The erroneous teaching of suffering for sins after death and of which suffering indulgences are supposed to be able to relieve one is based on a false premise, namely, that man has a soul that is separate and distinct from his body, and that it is immortal, leaving the body at death. But neither scientists nor surgeons have ever found such a soul in man, nor has anyone else found any evidence of such a thing. Man’s consciousness depends upon his organism; seriously harm it, as in an accident, and his consciousness suffers. The Bible teaching is in support of this scientific fact, for it tells us that, upon creation, man “came to be a living soul.” As for man as a soul being immortal, God’s Word plainly negates such a teaching, stating: “The soul that is sinning—it itself will die.” The hope for the dead lies, not in a supposedly immortal soul, but in a resurrection, which the Bible assures us will include “both the righteous and the unrighteous.”—Gen. 2:7; Ezek. 18:4, 20; Acts 24:15.
More than that, not only does the Bible have nothing to say about indulgences and an immortal soul, but it likewise has nothing to say about such a place as purgatory. It tells of God’s creating heaven and earth but never mentions a purgatory, the word not occurring in the Bible from Genesis through Revelation.
SUPPOSED OBJECTIONS CONSIDERED
Those who teach such doctrines as indulgences, immortality of the human soul and purgatory claim that these teachings are supported by Jesus’ words at Luke 12:47, 48, about those knowing his Father’s will and not doing it being beaten with many strokes. However, no illustration can properly be used or interpreted to contradict plain statements of the Bible, but must be construed in harmony with them. Jesus was here stating a principle and a prophecy to be fulfilled at his second coming while his professed disciples were still alive in the flesh on earth.

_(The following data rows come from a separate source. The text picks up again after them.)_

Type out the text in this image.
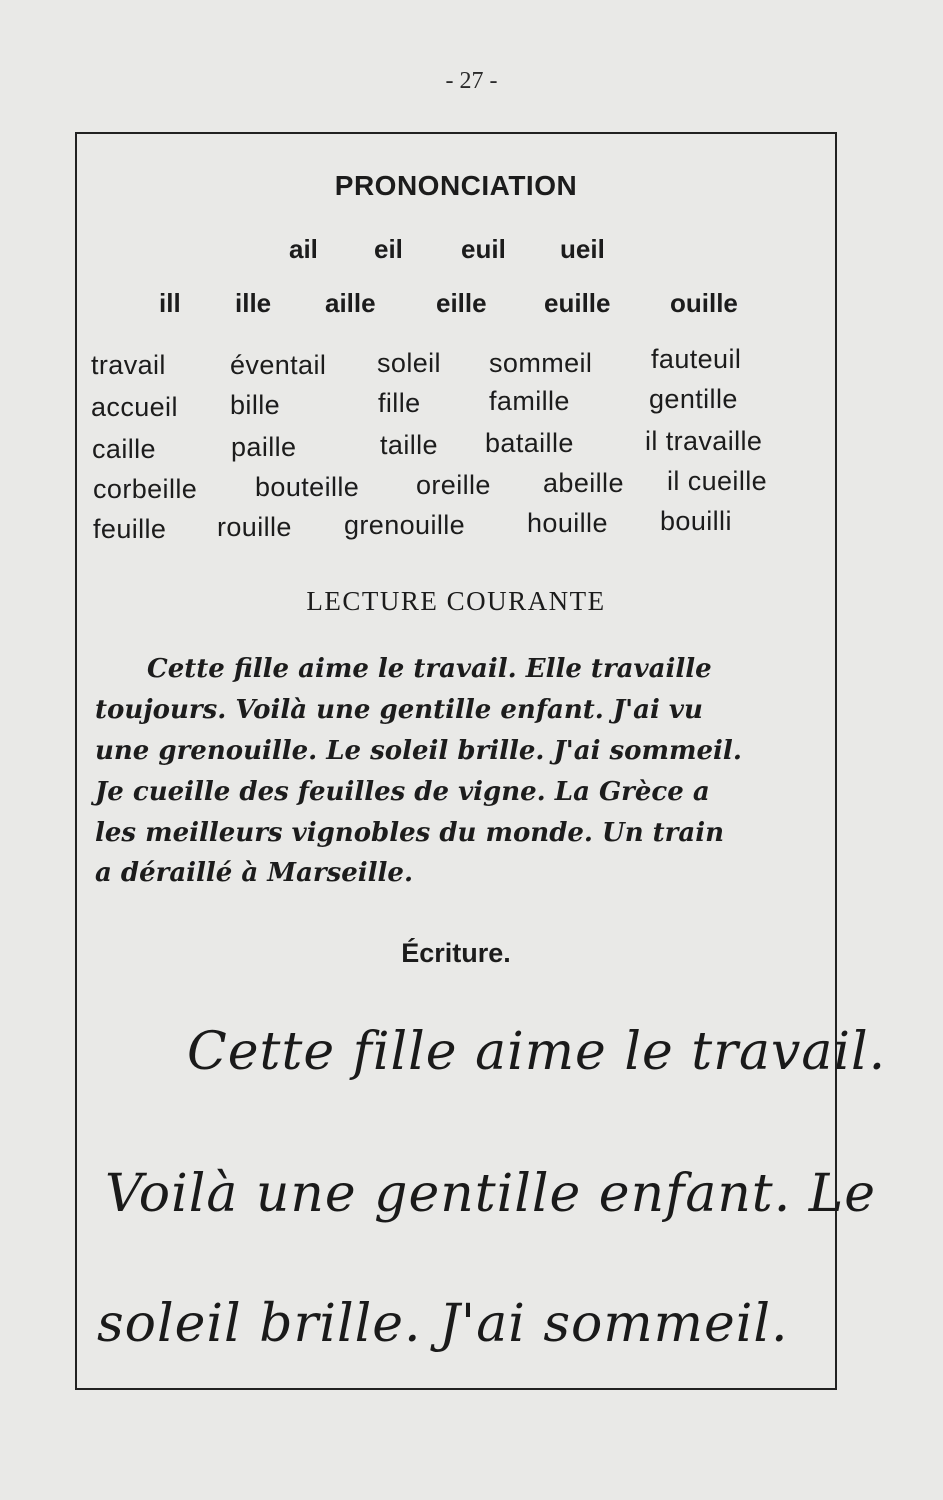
- 27 -
PRONONCIATION
ail eil euil ueil
ill ille aille eille euille ouille
travail éventail soleil sommeil fauteuil
accueil bille	fille	famille	gentille
caille	paille	taille bataille	il travaille
corbeille bouteille oreille abeille il cueille
feuille rouille grenouille houille bouilli
LECTURE COURANTE
Cette fille aime le travail. Elle travaille
toujours. Voilà une gentille enfant. J'ai vu
une grenouille. Le soleil brille. J'ai sommeil.
Je cueille des feuilles de vigne. La Grèce a
les meilleurs vignobles du monde. Un train
a déraillé à Marseille.
Écriture.
Cette fille aime le travail.
Voilà une gentille enfant. Le
soleil brille. J'ai sommeil.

Another text used to support the indulgence structure is 1 Corinthians 3:15, which reads: “If anyone’s work is burned up, he will suffer loss, but he himself will be saved; yet, if so, it will be as through fire.” Clearly, here literal fire is not meant, for Christians do not build with literal “gold, silver, precious stones,” or with “wood materials, hay, stubble,” as mentioned in 1 Co 3 verse 12. More than that, it speaks of the person being saved as through fire because his works are burned. He built carelessly or unwisely in this life; in this life his works are destroyed and it is in this life, therefore, that he will be saved, as through fire of testing.
God’s Word shows Him to be reasonable, just, loving and righteous. He has made provision for the forgiveness of sins that are not willful by the ransom sacrifice of his Son, Jesus Christ. Since that sacrifice cleanses us from all sin and consciousness of guilt, it leaves nothing to be paid for by temporal punishment, and which punishment might be or is supposed to be obviated by indulgences. Especially is there nothing left to be paid after death, since in death man is wholly unconscious, without any thoughts until the resurrection, if that be his lot. Yes, God’s forgiveness is complete.
The Catholic Encyclopedia, Vol. 7, p. 783.